Surprisingly, Ogden's allegations have won sympathy here from an unlikely source, U.S. District Court Judge D. Dortch Warriner. Last month the conservative Republican jurist halted a state judge from ordering Ogden off to prison and called Ogden's conspiracy allegation "a grave and a serious charge" that merited further study.

"Though it is difficult to believe that in this 201st year of our nation such a charge could be true, it is not wholly incredible and the undenied facts permit an inference consonant with the charge," he said.

Richmond officials, in their response to the suit, have said their attempt to imprison Ogden was a "routine procedure" that they began this spring after Ogden lost a lengthy appeals battle over a 1976 trespass conviction. Normally, final court action in such a case should trigger action to revoke a 12-month suspended sentence Ogden received in 1974 and make him serve that sentence also, the city officials said.

"Like other convicted individuals (Ogden) cannot use campaigns for political office to keep (himself) out of jail if he has broken the law," Richmond Deputy Commonwealth's Attorney Stacy F. Garrett argued. Citing Maryland Gov. Marvin Mandel, he added in a court brief filed with Warriner, "even politicians in office may be prosecuted."

Since Warriner has not set a trial date for Ogden's suit, that leaves him free to continue his unorthodox campaigning around the state. Ogden said he lives off a small sipend (the amount "varies" from month to month) he receives from the U.S. Labor Party, which finances most of the Virginia party's activities. Virginia is one of 25 states where the party claims active organizations.

At times seemingly arrogant (he calls himself "absolutely and self-evidently more qualified" than Howell or Dalton), Ogden has neither political buttons or bumpoer stickers. He depends on copies of the Labor Party's national publications and foreign socialists he brings into the state, such as a defeated Swedish candidate for prime minister he plans to take to Danville next week, to carry his message.

To date his most expensive campaign was his initial 1974 race against Satterfield when he spent $178.85 and got 2,116 votes. SInce then he cut his spending to a low of $1.80 in a 1975 state Senate race and has boosted his vote to as high as 17,503 in his 1976 congressional rematch against Satterfield.

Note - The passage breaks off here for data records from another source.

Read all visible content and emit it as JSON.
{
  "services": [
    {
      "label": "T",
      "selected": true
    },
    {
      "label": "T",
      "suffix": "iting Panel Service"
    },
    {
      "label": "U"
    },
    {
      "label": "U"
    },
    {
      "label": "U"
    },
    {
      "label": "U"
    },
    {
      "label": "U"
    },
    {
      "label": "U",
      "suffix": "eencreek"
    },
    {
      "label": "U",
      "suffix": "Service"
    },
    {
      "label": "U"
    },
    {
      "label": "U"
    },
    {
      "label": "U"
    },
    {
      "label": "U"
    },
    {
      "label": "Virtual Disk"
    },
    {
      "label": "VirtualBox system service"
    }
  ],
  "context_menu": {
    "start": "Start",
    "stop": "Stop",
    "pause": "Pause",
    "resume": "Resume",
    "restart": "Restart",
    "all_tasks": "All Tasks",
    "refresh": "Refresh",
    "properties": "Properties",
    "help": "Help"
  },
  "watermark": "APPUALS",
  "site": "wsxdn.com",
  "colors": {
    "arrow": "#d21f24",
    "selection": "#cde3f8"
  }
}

On the political stump, Ogden's own rhetoric can be as calm as his praise for Vepco for pushing nuclear energy plants, a position that won him a laudatory editorial in a conservative Lynchburg newspaper. Or it can be as strident as his comments about Howell, who has long had the support of organized labor in the state. "Henry Howell is nothing but a Carter agent; a filthy Carter agent," Ogden sniffed the other day.

Ogden is more charitable toward Republican Dalton, although he accuses Dalton of having "follishly chosen to amplify Howell's treacherous policies" by recently questioning Vepco's atomic power plant construction costs. Vepco's commitment to atomic power is the reason Ogden said he firmly supports the controversial ultility.

Dalton's campaign worker Lobb, for one, wasn't surprised that Ogden and his small band managed to get the needed 15,000 signatures to put Ogden's name on the ballor this fall as an independent. "In this state, you can get people to sign petitions against bad weather," he said.